Here, it is not "Islam." It is "Al-Islamu Been."
Al-Islam is your religion.
To
say house and the house have different meanings. So Islam and The
(Al) Islam have different meanings.
Q:
Imam Mohammed, can you give a closing statement regarding your mission
of peace?
Imam
Mohammed: The mission of peace is the responsibility of
all people who claim G-d is the Authority over their interest. If
they claim G-d to be over their works and interest, then their mission
on this earth should be a mission of peace - not war.
Prophet
Muhammed said, "The ink of the scholar is more precious than
the blood of the martyr who loses his life on the battlefield for
G-d's Sake." G-d recognizes that and gives him great reward
for that sacrifice.
Muhammed
the Prophet, recognizing the importance of the martyr being willing
to sacrifice his mortal life, addressed that.
The
Prophet's saying is to call the Muslim following to this great deed,
this great sacrifice that's done by an individual in the Cause of
G-d -where he sacrifices his life. He takes his life in battle;
this is usually where he takes it. He doesn't actually kill himself.
But
he is at war and fighting to defend his religion, against persecution.

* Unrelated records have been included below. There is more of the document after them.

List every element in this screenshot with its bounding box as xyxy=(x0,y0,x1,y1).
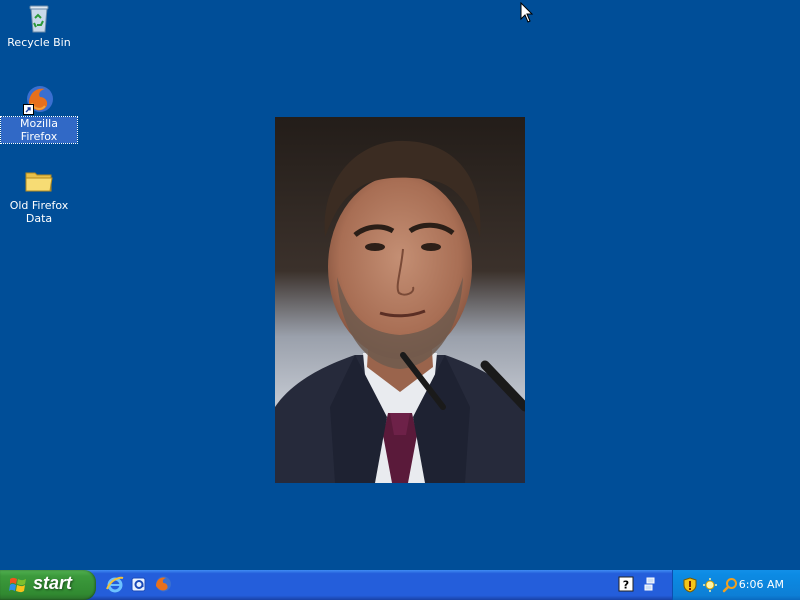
desktop-icon-label: Old Firefox Data xyxy=(9,199,69,225)
outlook-express-icon[interactable] xyxy=(130,575,148,593)
desktop-icon-mozilla-firefox[interactable]: Mozilla Firefox xyxy=(0,83,78,144)
firefox-icon xyxy=(23,83,55,115)
desktop-icon-old-firefox-data[interactable]: Old Firefox Data xyxy=(1,165,77,225)
desktop-icon-label: Recycle Bin xyxy=(7,36,71,49)
desktop[interactable]: Recycle Bin Mozilla Firefox Old Firefox … xyxy=(0,0,800,570)
portrait-photo xyxy=(275,117,525,483)
firefox-icon[interactable] xyxy=(154,575,172,593)
windows-logo-icon xyxy=(9,576,27,594)
search-icon[interactable] xyxy=(722,577,738,593)
internet-explorer-icon[interactable] xyxy=(106,575,124,593)
recycle-bin-icon xyxy=(23,2,55,34)
network-icon[interactable] xyxy=(642,576,658,592)
help-icon[interactable]: ? xyxy=(618,576,634,592)
shortcut-arrow-icon xyxy=(23,104,34,115)
desktop-icon-label: Mozilla Firefox xyxy=(0,116,78,144)
taskbar-clock[interactable]: 6:06 AM xyxy=(739,578,784,591)
system-tray: 6:06 AM xyxy=(672,570,800,600)
tray-extra-icons: ? xyxy=(618,576,658,592)
network-activity-icon[interactable] xyxy=(702,577,718,593)
start-button[interactable]: start xyxy=(0,570,96,600)
start-label: start xyxy=(33,573,73,593)
security-shield-icon[interactable] xyxy=(682,577,698,593)
desktop-icon-recycle-bin[interactable]: Recycle Bin xyxy=(1,2,77,49)
taskbar: start ? 6:06 AM xyxy=(0,570,800,600)
folder-icon xyxy=(23,165,55,197)
svg-text:?: ? xyxy=(623,579,629,592)
quick-launch-bar xyxy=(106,575,172,595)
mouse-cursor-icon xyxy=(520,1,534,24)
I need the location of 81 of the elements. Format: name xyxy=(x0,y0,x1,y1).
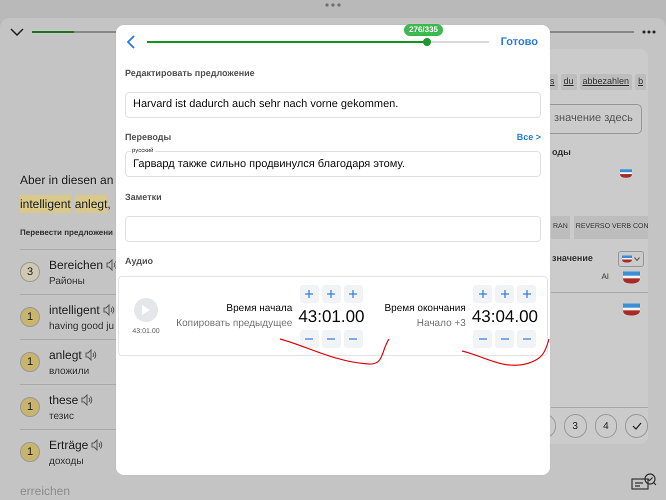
count-badge: 1 xyxy=(20,442,40,462)
flag-icon xyxy=(622,254,632,262)
done-button[interactable]: Готово xyxy=(500,34,541,50)
plus-icon xyxy=(522,290,531,298)
checkmark-icon xyxy=(632,422,642,430)
section-label: Перевести предложени xyxy=(20,227,114,239)
sentence-text: , xyxy=(107,196,111,213)
section-label: оды xyxy=(551,146,572,159)
plus-button[interactable] xyxy=(495,284,514,302)
language-select[interactable] xyxy=(618,250,644,266)
speaker-icon[interactable] xyxy=(84,348,97,360)
word-chip[interactable]: abbezahlen xyxy=(580,74,632,90)
review-icon[interactable] xyxy=(631,473,657,491)
flag-icon xyxy=(623,302,640,316)
translation-text: доходы xyxy=(49,454,85,468)
chevron-down-icon[interactable] xyxy=(10,28,24,36)
count-badge: 1 xyxy=(20,307,40,327)
progress-badge: 276/335 xyxy=(404,24,443,36)
minus-button[interactable] xyxy=(300,330,319,348)
plus-button[interactable] xyxy=(517,284,536,302)
time-hint[interactable]: Копировать предыдущее xyxy=(176,316,292,331)
count-badge: 1 xyxy=(20,352,40,372)
back-icon xyxy=(127,35,135,49)
flag-icon xyxy=(620,169,632,178)
translation-text: Районы xyxy=(49,274,86,288)
plus-button[interactable] xyxy=(344,284,363,302)
highlighted-word[interactable]: intelligent xyxy=(20,195,71,213)
notes-field[interactable] xyxy=(125,216,541,242)
word-text: Erträge xyxy=(49,436,88,454)
more-icon[interactable] xyxy=(642,30,656,34)
word-text: Bereichen xyxy=(49,256,104,274)
plus-button[interactable] xyxy=(322,284,341,302)
progress-thumb[interactable] xyxy=(423,38,432,46)
minus-button[interactable] xyxy=(473,330,492,348)
all-link[interactable]: Все > xyxy=(516,130,541,144)
minus-button[interactable] xyxy=(495,330,514,348)
minus-button[interactable] xyxy=(322,330,341,348)
plus-button[interactable] xyxy=(473,284,492,302)
word-chip[interactable]: du xyxy=(560,74,577,90)
rating-button[interactable]: 4 xyxy=(594,414,618,438)
word-text: erreichen xyxy=(20,483,72,500)
section-label: Переводы xyxy=(125,130,172,144)
word-text: these xyxy=(49,392,78,408)
speaker-icon[interactable] xyxy=(81,394,94,406)
plus-icon xyxy=(305,290,314,298)
time-label: Время окончания xyxy=(384,302,466,316)
translation-text: тезис xyxy=(49,410,75,424)
speaker-icon[interactable] xyxy=(91,438,104,450)
word-text: intelligent xyxy=(49,302,100,318)
flag-icon xyxy=(623,270,640,284)
plus-icon xyxy=(478,290,487,298)
back-button[interactable] xyxy=(127,35,135,49)
count-badge: 3 xyxy=(20,262,40,282)
plus-icon xyxy=(500,290,509,298)
plus-button[interactable] xyxy=(300,284,319,302)
plus-icon xyxy=(327,290,336,298)
field-label: значение xyxy=(551,252,593,265)
count-badge: 1 xyxy=(20,397,40,417)
translation-text: having good ju xyxy=(49,320,115,334)
highlighted-word[interactable]: anlegt xyxy=(74,195,108,213)
chevron-down-icon xyxy=(634,256,640,260)
word-chip[interactable]: b xyxy=(635,74,646,90)
time-hint[interactable]: Начало +3 xyxy=(416,316,466,331)
rating-button[interactable]: 3 xyxy=(564,414,586,438)
translation-text: вложили xyxy=(49,364,90,378)
sentence-text: Aber in diesen an xyxy=(20,172,114,189)
minus-button[interactable] xyxy=(344,330,363,348)
plus-icon xyxy=(349,290,358,298)
sentence-field[interactable]: Harvard ist dadurch auch sehr nach vorne gekommen. xyxy=(125,92,541,118)
ai-label: AI xyxy=(601,271,609,283)
confirm-button[interactable] xyxy=(625,414,648,438)
play-icon xyxy=(142,305,150,316)
time-value: 43:01.00 xyxy=(298,308,365,324)
time-label: Время начала xyxy=(226,302,292,316)
speaker-icon[interactable] xyxy=(102,304,115,316)
time-value: 43:04.00 xyxy=(472,308,538,324)
minus-button[interactable] xyxy=(517,330,536,348)
section-label: Аудио xyxy=(125,254,154,268)
section-label: Редактировать предложение xyxy=(125,67,256,80)
word-text: anlegt xyxy=(49,346,82,364)
section-label: Заметки xyxy=(125,191,163,204)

He fights simply because it is in our Holy Book that "persecution
is worse than outright killing." One translator of Qur'an puts
it, "Persecution is worse than slaughter."
The
Prophet addressed that, because that could be trouble down the road,
where Muslims would be coming and wanting to go to Paradise or have
Paradise.
Even
some sinners would say, "If I do this, G-d will forgive me
all my sins. If I go to war and fight and risk my own life and die
in the Cause, that is good. And I will get the Paradise."
That
is said; that you will get the Paradise for defending the Cause,
and if you are killed you will go straight to Paradise. If many
Muslims now come from sinning and other influences, and some will
come too who are sane and want to have Paradise and will go and
join the army....
This
is an attraction for a lot of people to join the war, to join the
army and become warriors and to fight. The Prophet is a man of peace,
and I think one of the main purposes is to take some of the importance
away from that - so many Muslims will not be attracted to war but
be attracted to education.
Prophet
Muhammed said, "The ink of the scholar is more important than
the blood of the martyr." You don't think the Prophet had insight
on the Blood of Jesus Christ and what it meant? That his real blood
is education, not blood that is spilled out of an animal. G-d blessed
him with that insight.
Prophet
Muhammed was addressing the language to educate the scholars and
at the same time addressing the blind spirit that could come into
his followers and make them go to war, instead of going to education.
The
great crowd should be coming to education, not to war. Education
makes for peace. Education has opened the world for freedom, justice
and equality.
Education
is a necessary actor for industrializing society, for keeping it
industrious and progressing.
Without
education, we would be back in savagery. The great liberator is
the ink of the scholar, not the blood of the martyr. That's the
peaceful way, that's the best way, that's the most productive way.
That's the way that liberates man - not any other way.
Are
you waiting for the Peace? As-Salaam-Alaikum.